Saturday, June 7, 2008

Ambition

What are you ambitious about?

Or should I say, "for"?

What is it that gets you going... lights your fire... makes "your clock tick"?

We all go through seasons. Every season looks different. You never repeat the same one twice.

As a people, we have fallen into the misconception that we are supposed to have things figured out. That we have a purpose and it should be found and we should succeed at whatever it is by the time we're 22. (This is the cause of a midlife crisis.)

What if we raised our children in a different way? To view the world as a blessing. To live sustainably. To conserve. To reuse. To create. To appreciate. To sweat. To laugh until their bellies hurt.

As a people, we expect children to be children. We expect college students to be loud and irresponsible and drunk. We expect the middle aged to be conservative and quiet. We expect the elderly to be wise.

When did we forget this is a journey? When did we forget that in their few years, children have wisdom? Or that in their feverish energy, the college age community has a voice? Or that the middle aged are spontaneous and creative? Or that the elderly are spunky and sometimes foolish?

We begin to lose our souls when we define ourselves and each other by social status and the number of years we've been breathing and eating.

Too often we set off to figure out who we are... we end relationships because "who we are" is stifled... we get into a relationship because they help us understand.

I told Larry the other night that I had no idea what was coming next. He shrugged. "It'd be horrible to know what's next, don't you think?"

The other night he asked a question about ambition.

And I rambled... wishing I had an answer... knowing he saw right through my words and my frantic hand gestures.

What does it mean to have ambition?

What does it mean to know who you are?

What does it mean to know what you believe, what you think, and to act on that?

It is when we lose our ambition, when we believe we have finally "arrived", that we grow old.

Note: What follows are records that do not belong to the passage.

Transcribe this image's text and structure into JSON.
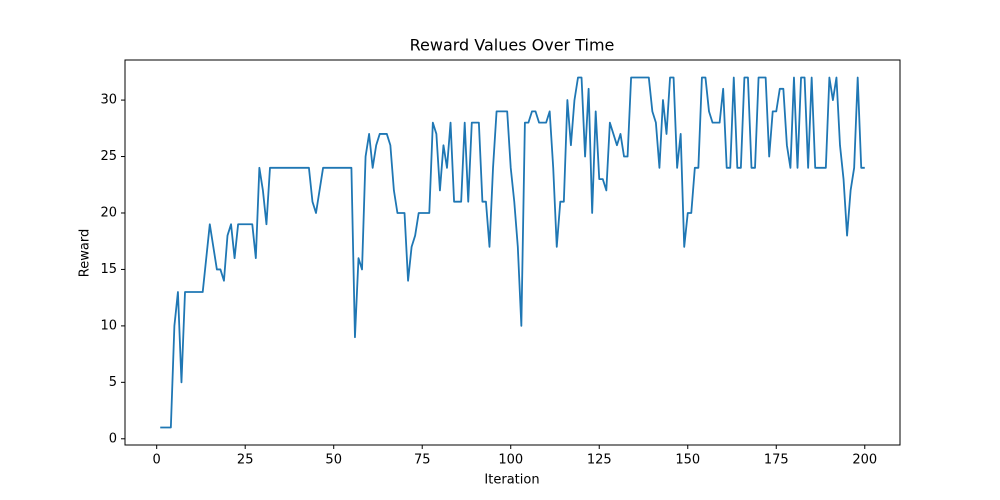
{
  "chart_data": {
    "type": "line",
    "title": "Reward Values Over Time",
    "x_label": "Iteration",
    "y_label": "Reward",
    "x": [
      1,
      2,
      3,
      4,
      5,
      6,
      7,
      8,
      9,
      10,
      11,
      12,
      13,
      14,
      15,
      16,
      17,
      18,
      19,
      20,
      21,
      22,
      23,
      24,
      25,
      26,
      27,
      28,
      29,
      30,
      31,
      32,
      33,
      34,
      35,
      36,
      37,
      38,
      39,
      40,
      41,
      42,
      43,
      44,
      45,
      46,
      47,
      48,
      49,
      50,
      51,
      52,
      53,
      54,
      55,
      56,
      57,
      58,
      59,
      60,
      61,
      62,
      63,
      64,
      65,
      66,
      67,
      68,
      69,
      70,
      71,
      72,
      73,
      74,
      75,
      76,
      77,
      78,
      79,
      80,
      81,
      82,
      83,
      84,
      85,
      86,
      87,
      88,
      89,
      90,
      91,
      92,
      93,
      94,
      95,
      96,
      97,
      98,
      99,
      100,
      101,
      102,
      103,
      104,
      105,
      106,
      107,
      108,
      109,
      110,
      111,
      112,
      113,
      114,
      115,
      116,
      117,
      118,
      119,
      120,
      121,
      122,
      123,
      124,
      125,
      126,
      127,
      128,
      129,
      130,
      131,
      132,
      133,
      134,
      135,
      136,
      137,
      138,
      139,
      140,
      141,
      142,
      143,
      144,
      145,
      146,
      147,
      148,
      149,
      150,
      151,
      152,
      153,
      154,
      155,
      156,
      157,
      158,
      159,
      160,
      161,
      162,
      163,
      164,
      165,
      166,
      167,
      168,
      169,
      170,
      171,
      172,
      173,
      174,
      175,
      176,
      177,
      178,
      179,
      180,
      181,
      182,
      183,
      184,
      185,
      186,
      187,
      188,
      189,
      190,
      191,
      192,
      193,
      194,
      195,
      196,
      197,
      198,
      199,
      200
    ],
    "series": [
      {
        "color": "#1f77b4",
        "values": [
          1,
          1,
          1,
          1,
          10,
          13,
          5,
          13,
          13,
          13,
          13,
          13,
          13,
          16,
          19,
          17,
          15,
          15,
          14,
          18,
          19,
          16,
          19,
          19,
          19,
          19,
          19,
          16,
          24,
          22,
          19,
          24,
          24,
          24,
          24,
          24,
          24,
          24,
          24,
          24,
          24,
          24,
          24,
          21,
          20,
          22,
          24,
          24,
          24,
          24,
          24,
          24,
          24,
          24,
          24,
          9,
          16,
          15,
          25,
          27,
          24,
          26,
          27,
          27,
          27,
          26,
          22,
          20,
          20,
          20,
          14,
          17,
          18,
          20,
          20,
          20,
          20,
          28,
          27,
          22,
          26,
          24,
          28,
          21,
          21,
          21,
          28,
          21,
          28,
          28,
          28,
          21,
          21,
          17,
          24,
          29,
          29,
          29,
          29,
          24,
          21,
          17,
          10,
          28,
          28,
          29,
          29,
          28,
          28,
          28,
          29,
          24,
          17,
          21,
          21,
          30,
          26,
          30,
          32,
          32,
          25,
          31,
          20,
          29,
          23,
          23,
          22,
          28,
          27,
          26,
          27,
          25,
          25,
          32,
          32,
          32,
          32,
          32,
          32,
          29,
          28,
          24,
          30,
          27,
          32,
          32,
          24,
          27,
          17,
          20,
          20,
          24,
          24,
          32,
          32,
          29,
          28,
          28,
          28,
          31,
          24,
          24,
          32,
          24,
          24,
          32,
          32,
          24,
          24,
          32,
          32,
          32,
          25,
          29,
          29,
          31,
          31,
          26,
          24,
          32,
          24,
          32,
          32,
          24,
          32,
          24,
          24,
          24,
          24,
          32,
          30,
          32,
          26,
          23,
          18,
          22,
          24,
          32,
          24,
          24
        ]
      }
    ],
    "xlim": [
      -8.95,
      209.95
    ],
    "ylim": [
      -0.55,
      33.55
    ],
    "xticks": [
      0,
      25,
      50,
      75,
      100,
      125,
      150,
      175,
      200
    ],
    "yticks": [
      0,
      5,
      10,
      15,
      20,
      25,
      30
    ]
  }
}
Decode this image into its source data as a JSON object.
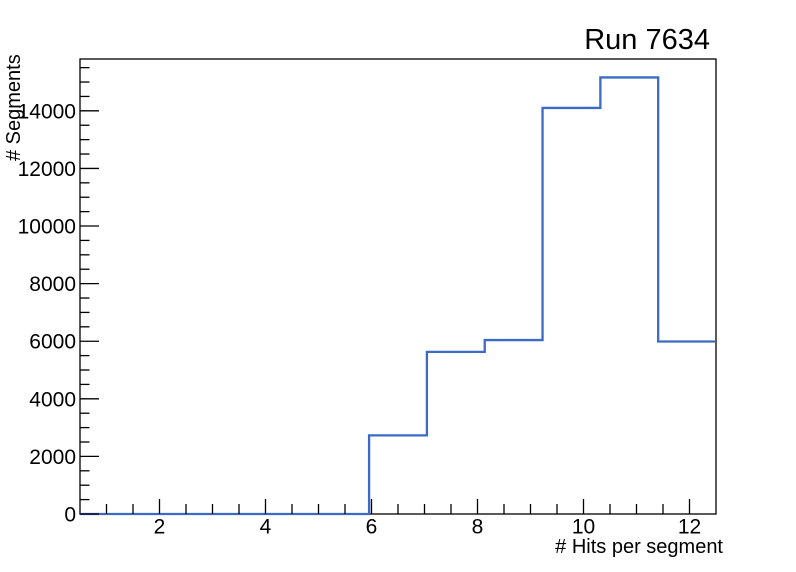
{
  "chart_data": {
    "type": "histogram-step",
    "title": "Run 7634",
    "xlabel": "# Hits per segment",
    "ylabel": "# Segments",
    "xlim": [
      0.5,
      12.5
    ],
    "ylim": [
      0,
      15800
    ],
    "bin_edges": [
      0.5,
      1.5909,
      2.6818,
      3.7727,
      4.8636,
      5.9545,
      7.0455,
      8.1364,
      9.2273,
      10.3182,
      11.4091,
      12.5
    ],
    "counts": [
      0,
      0,
      0,
      0,
      0,
      2730,
      5630,
      6040,
      14100,
      15160,
      5990
    ],
    "x_major_ticks": [
      2,
      4,
      6,
      8,
      10,
      12
    ],
    "x_tick_labels": [
      "2",
      "4",
      "6",
      "8",
      "10",
      "12"
    ],
    "x_minor_step": 0.5,
    "y_major_ticks": [
      0,
      2000,
      4000,
      6000,
      8000,
      10000,
      12000,
      14000
    ],
    "y_tick_labels": [
      "0",
      "2000",
      "4000",
      "6000",
      "8000",
      "10000",
      "12000",
      "14000"
    ],
    "y_minor_step": 500,
    "grid": false,
    "legend": null,
    "line_color": "#3c6bc5",
    "frame_color": "#000000",
    "background_color": "#ffffff"
  }
}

Because, in reality, we never arrive.

Until you breathe your last breath, you are changing and evolving.

What is your ambition?

Don't think it has to be a fanatastic agenda, or a lengthy project, or anything profound.

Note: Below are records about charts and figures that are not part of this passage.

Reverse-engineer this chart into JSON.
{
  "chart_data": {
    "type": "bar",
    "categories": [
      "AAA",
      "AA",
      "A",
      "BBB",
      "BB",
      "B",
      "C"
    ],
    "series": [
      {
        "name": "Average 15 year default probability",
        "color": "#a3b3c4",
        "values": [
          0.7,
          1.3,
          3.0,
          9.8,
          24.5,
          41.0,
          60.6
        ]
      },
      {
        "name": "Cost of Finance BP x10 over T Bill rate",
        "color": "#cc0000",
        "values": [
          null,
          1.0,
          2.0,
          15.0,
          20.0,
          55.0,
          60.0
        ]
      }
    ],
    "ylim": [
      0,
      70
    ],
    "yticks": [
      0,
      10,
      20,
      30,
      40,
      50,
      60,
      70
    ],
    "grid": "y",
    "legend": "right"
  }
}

Life is profound enugh without us over-thinking it.

Walk a little farther today.

Carry your groceries home.

Learn something new.

Get your hands dirty.

Shakespeare once said, "The very substance of the ambitious is merely the shadow of a dream."

Use everything you have today.

Whatever that looks like.

My ambition today is to see with new eyes. To take in new words. To recycle what I see and hear and feel and turn it into art.